Llevo semanas calibrando cada diálogo de mi personaje. El saber cómo contesta o qué piensa cuando lo hace me quita el sueño. Controlar mi cuerpo, su energía, estar consciente de cada uno de sus movimientos me deja exangüe. La última escena que corrí me dejó satisfecho. Pude abandonarme al personaje sin estar pensando en él. Recordé a Yoshi Oida y quiero pensar que voy por buen camino. He dejado un tanto de lado la música, aunque sigo con el estudio del piano; entre la edición de CdT y la corrección de mi segundo libro (el primero sigue encerrado en mi computadora) tengo poco tiempo para hacer canciones. Una de ellas está en la punta de mis labios, no tengo melodía, armonía, ritmo o una idea que pueda desarrollar pero está aquí, calando mis huesos, tentando mis labios, enquistándose en mis falanges.
Oh, inexistentes lectores, en tan sólo cuatro días (de jueves a domingo, para ser precisos) mi sangre corrió otra vez por esas venas tan veleidosas que son las ganas de decir y las ansias de contar. Me explico, la corrección y la edición son dos actividades meramente intelectuales, es decir, artísticas, pero que se desenvuelven en un hemisferio racional y objetivo. ¿Qué palabra va?, ¿es coma o punto y coma?, ¿esta línea es explicativa o construye la atmósfera?, ¿esto es demasiado críptico o ayuda a la resolución? Las lectura obligadas son parte del oficio, de la tecné o de la habilidad. Pero en mi caso (y no digo ni remotamente que sea lo mejor, lo más adecuado o lo que sirve a todos) al momento de construir ficciones me sirve escribir desde la organicidad, desde el centro mismo de la emotividad, las vísceras, pues. Si quiero escribir algo tengo que encontrar el impulso necesario, la respuesta certera a un estímulo en particular que pueda desatar en mi endeble mente historias, desenlaces, estructuras, tramas y demás cosas que me he propuesto desarrollar en las horas que esté por acá dando lata. Si no está eso, simplemente no escribo.
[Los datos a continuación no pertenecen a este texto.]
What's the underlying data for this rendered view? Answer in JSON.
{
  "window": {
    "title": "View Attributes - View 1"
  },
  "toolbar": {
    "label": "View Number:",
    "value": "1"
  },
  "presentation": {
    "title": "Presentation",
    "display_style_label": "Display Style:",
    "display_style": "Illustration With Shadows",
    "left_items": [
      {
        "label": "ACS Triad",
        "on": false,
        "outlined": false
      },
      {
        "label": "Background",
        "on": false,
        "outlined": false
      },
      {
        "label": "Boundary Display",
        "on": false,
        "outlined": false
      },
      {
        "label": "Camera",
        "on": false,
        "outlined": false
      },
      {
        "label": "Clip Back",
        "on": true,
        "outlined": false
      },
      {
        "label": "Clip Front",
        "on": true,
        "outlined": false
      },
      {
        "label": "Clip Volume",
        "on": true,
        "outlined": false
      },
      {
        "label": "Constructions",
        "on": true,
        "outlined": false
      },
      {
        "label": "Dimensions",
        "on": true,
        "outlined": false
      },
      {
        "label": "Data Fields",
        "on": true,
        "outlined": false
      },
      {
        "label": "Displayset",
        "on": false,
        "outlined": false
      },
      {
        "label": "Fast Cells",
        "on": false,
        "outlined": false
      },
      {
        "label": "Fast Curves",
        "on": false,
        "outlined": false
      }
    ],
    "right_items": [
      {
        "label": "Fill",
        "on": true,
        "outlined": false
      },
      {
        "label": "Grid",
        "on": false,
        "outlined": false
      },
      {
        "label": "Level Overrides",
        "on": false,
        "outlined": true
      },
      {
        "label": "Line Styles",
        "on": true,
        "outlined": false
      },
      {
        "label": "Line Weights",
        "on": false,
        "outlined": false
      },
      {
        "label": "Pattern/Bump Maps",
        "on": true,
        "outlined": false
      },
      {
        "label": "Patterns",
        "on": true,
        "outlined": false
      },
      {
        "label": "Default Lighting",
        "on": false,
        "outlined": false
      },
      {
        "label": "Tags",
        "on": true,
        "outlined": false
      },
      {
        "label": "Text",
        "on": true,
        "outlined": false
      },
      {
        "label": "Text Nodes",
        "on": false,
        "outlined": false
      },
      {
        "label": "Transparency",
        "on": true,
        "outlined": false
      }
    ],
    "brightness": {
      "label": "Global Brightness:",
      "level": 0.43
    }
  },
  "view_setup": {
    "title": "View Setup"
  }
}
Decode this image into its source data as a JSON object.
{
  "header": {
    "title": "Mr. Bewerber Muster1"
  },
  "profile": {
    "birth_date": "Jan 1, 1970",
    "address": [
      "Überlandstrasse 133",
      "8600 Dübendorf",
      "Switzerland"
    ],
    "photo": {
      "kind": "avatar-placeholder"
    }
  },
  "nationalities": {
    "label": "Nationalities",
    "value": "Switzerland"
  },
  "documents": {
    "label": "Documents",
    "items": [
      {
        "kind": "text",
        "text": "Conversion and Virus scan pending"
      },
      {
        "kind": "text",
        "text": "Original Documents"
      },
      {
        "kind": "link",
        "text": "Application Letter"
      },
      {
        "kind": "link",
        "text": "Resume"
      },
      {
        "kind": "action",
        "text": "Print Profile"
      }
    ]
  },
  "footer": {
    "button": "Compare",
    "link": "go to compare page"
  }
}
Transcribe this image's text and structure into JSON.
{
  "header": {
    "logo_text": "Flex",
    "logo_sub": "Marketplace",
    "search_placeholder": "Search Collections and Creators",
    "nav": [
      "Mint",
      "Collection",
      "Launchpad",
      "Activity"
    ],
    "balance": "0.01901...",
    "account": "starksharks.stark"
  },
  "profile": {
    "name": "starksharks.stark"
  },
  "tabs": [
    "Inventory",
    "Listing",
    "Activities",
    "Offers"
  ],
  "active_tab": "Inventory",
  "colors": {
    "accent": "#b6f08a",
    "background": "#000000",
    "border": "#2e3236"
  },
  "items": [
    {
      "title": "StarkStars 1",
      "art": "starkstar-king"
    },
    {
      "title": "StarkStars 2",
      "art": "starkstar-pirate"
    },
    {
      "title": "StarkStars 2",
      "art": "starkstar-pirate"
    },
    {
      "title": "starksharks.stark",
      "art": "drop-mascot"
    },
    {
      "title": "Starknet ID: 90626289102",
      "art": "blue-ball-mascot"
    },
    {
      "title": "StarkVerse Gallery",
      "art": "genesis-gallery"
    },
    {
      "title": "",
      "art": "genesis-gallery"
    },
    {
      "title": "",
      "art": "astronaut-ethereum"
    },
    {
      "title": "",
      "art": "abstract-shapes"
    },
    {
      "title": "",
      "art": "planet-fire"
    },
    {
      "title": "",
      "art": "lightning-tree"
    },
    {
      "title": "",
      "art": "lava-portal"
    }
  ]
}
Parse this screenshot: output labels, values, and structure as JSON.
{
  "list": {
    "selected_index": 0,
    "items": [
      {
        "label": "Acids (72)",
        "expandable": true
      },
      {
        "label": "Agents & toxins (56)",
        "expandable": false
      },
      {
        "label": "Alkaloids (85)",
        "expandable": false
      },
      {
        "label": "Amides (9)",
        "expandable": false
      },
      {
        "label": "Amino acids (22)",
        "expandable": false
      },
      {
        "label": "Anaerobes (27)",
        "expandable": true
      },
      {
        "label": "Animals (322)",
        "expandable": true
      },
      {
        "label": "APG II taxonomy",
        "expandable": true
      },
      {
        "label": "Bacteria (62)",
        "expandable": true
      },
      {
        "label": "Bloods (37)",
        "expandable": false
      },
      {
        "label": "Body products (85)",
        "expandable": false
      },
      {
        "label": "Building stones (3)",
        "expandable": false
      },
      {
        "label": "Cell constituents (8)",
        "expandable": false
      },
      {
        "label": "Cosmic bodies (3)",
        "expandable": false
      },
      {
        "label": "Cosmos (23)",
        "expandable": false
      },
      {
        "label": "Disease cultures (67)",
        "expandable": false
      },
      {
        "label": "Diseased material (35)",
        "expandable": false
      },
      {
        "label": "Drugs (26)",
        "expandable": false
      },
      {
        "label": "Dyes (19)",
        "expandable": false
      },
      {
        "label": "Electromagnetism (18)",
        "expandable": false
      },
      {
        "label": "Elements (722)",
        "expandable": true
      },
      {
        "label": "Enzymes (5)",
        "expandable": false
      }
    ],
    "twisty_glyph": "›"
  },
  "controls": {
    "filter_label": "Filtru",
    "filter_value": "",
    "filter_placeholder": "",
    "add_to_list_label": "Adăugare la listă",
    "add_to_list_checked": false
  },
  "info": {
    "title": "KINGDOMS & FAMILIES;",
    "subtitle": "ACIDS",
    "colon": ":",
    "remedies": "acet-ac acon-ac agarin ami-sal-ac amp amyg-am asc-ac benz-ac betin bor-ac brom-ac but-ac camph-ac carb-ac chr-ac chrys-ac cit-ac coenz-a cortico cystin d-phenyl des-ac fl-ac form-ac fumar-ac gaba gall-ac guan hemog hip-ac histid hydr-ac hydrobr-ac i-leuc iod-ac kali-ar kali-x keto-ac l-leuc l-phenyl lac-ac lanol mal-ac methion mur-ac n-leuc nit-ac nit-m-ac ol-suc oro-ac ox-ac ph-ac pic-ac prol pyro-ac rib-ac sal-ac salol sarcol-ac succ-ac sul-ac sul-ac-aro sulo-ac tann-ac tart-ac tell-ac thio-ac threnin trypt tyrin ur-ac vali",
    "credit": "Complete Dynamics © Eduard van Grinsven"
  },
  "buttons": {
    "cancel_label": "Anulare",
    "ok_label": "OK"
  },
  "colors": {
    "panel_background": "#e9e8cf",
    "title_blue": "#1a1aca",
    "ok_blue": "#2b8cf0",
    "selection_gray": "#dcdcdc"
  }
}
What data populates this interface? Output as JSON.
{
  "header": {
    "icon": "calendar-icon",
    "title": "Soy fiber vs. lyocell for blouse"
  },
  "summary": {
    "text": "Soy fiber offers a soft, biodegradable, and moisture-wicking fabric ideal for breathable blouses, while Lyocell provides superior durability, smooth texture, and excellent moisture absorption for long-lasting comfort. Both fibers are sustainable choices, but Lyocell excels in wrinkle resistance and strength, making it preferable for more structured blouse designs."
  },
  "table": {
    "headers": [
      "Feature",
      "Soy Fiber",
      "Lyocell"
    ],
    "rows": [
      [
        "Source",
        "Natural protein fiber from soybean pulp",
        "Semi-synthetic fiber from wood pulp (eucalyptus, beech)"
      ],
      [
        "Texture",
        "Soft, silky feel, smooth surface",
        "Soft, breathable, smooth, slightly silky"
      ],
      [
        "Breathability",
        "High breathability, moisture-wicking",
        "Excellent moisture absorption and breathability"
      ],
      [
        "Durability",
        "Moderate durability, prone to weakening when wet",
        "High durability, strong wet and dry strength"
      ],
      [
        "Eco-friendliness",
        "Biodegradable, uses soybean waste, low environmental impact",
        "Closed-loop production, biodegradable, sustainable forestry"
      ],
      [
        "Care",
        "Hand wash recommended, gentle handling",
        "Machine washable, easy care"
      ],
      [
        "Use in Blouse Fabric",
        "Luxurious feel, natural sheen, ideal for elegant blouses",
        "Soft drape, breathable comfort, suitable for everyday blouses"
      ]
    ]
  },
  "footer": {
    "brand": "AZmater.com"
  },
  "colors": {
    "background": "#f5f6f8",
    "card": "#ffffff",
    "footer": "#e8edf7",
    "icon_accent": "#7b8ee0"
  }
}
Un ejemplo, no puedo ver cómo es maltratado un animal, ni siquiera una imagen de aquellas que buscan "concienciar" a la gente en donde un hijo de puta acaba de destrozar a palos a un perro. Provoca en mí asco, depresión, neurosis... Vaya, ni pude ver la Eurocopa porque limpiaron las calles de Ucrania asesinando más de ochenta mil perros callejeros. Simplemente está fuera de mis posibilidades. Pues ese impulso, ese estímulo me sirvió para construir una parte de un cuento en donde el personaje le saca los ojos a un gato. ¡Cuánto me costó terminar esos párrafos! Vomité varias veces y una migraña se apoderó de mi cuerpo cuando le puse punto final a esa historia. Después, la corrección tuvo que ver, insisto, más con un asunto racional que con las respuestas orgánicas que mi pluma tuvo ante esa imagen. Claro está, este es uno sólo de los impulsos que he recogido en mis ya varios años de estar escribiendo historias.
Esta vez la canción que no hace por escribirse tiene un impulso que ha hecho hervir mi sangre, que ha llenado mis ojos de nuevas posibilidades de construcción. Ese impulso ha delineado en mí la premura del tiempo, del ansia compartida, es un inicio ante el cual mi cuerpo, mi mente y mi médula ósea se han rendido. Es, simplemente, cómo Mahler silbaba el primer movimiento de la Trágica mientras caminaba por alguna ciudad solitaria un 16 de junio, un Bloomsday, un día que Dios estuvo dormido y dejó que el azar habitara sus notas.
JFC
PS. Cumplí, inexistentes lectores, 29 años. Y la sonrisa que han dejado en mí estos días, simplemente no se ha borrado.